I have a 2010 Honda Odyssey. I bought it with 40,000 miles on it, and now it’s up to about 130,000.
Two years ago, when my 2003 Ford Explorer finally gave out, I picked up a 2004 Acura from a friend of mine for $5K. Had 60,000 miles on, now about 80,000 or so.
Both cars are paid up, and my plan is to keep them both for as long as they last.
Could I afford a new car today? Yeah. Could I afford two new cars? It would sting, but yeah. I could swing it. Am I even contemplating it? No, no, no, a thousand times no. And no again, for good measure.
Why? Because ever since the crash of 2008, I’ve become frugal, prudent, careful. I’m not a total drip — after all, I just spent a week at Disney World, not exactly a cheap vacation — but I make sure I don’t spend money I don’t have.

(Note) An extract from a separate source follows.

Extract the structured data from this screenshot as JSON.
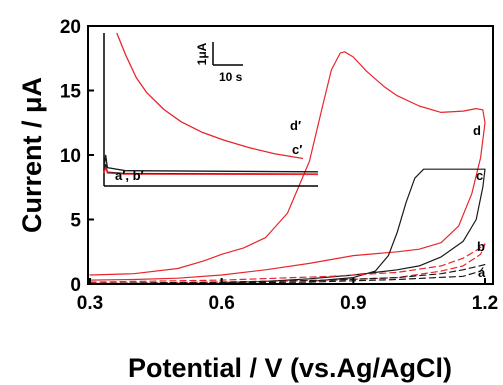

In short: if I can’t afford it, I don’t buy it. And if I can afford it, I make sure I need it or, at minimum, want it really, really, really, bad.
I was shaken by The Great Recession, which began 10 years ago this month. My wife was pregnant with our first kid, we just sold our stake in a restaurant, my second job had evaporated, and I was constantly trading my $15,000+ credit card debt around from one zeropercent card to the next.
All of a sudden, banks were failing, two of my income streams evaporated, a new baby was born, and credit card companies stopped with the zero-percent deals.
We hunkered down. A few years passed, and that credit card debt disappeared due to vigilance on our part. I vowed to never put myself in that position again.
And I haven’t.
But uh … the lesson was not heeded by everyone. Check out these two related stories: Consumer confidence is at an 18-year high, and American household debt is at an all-time high.
“These historically high confidence levels should continue to support healthy consumer spending in the near-term,” Lynn Franco, director of economic indicators at The Conference Board, said in a prepared statement.
Which is lovely, except consumers in America are leveraged to the teeth and, in some cases, probably leveraged their teeth, as the household debt is $13.2 trillion, according to the Fed.
That number comes out to over $105,000 per American household. Now granted, that includes mortgage debt, but take out mortgage debt? Average household owes over $36,000. That’s credit cards, car loans, home equity loans, student loans, and everything else.
I sit here and proudly say outside of my mortgage — and there but for the grace of Alan Greenspan go I — my household is currently at $0 debt (not including mortgage, which I’m furiously paying off as quickly as I can). And it’s not because we’re wealthy; we just don’t buy stuff, unless it’s needed or really, really, really wanted. (See my upcoming Sunday column for one of those stories ...)
And know this: Delinquency rates on credit, auto, and student loans are rising. Is another crash coming, reminiscent of 2008? I’m going say yeah, probably. With consumer confidence soaring and banks willing to extend credit for everything other than bad mortgages, something will eventually give.
I’m not trying to scare you — especially you younger readers who weren’t directly hit by ‘08 — but I am trying to give you a peek into how I’ve been doing things.
I’ve been working hard, saving as much as I can, not buying crap I don’t need, saving my expenditures for needs or true, wellthought-out wants.
I encourage you to do the same. It may feel like the good times are here again, economically speaking, but behind every boom is a looming bust. And to me, the combination of soaring consumer confidence and soaring debt makes it feel like the storm is brewing.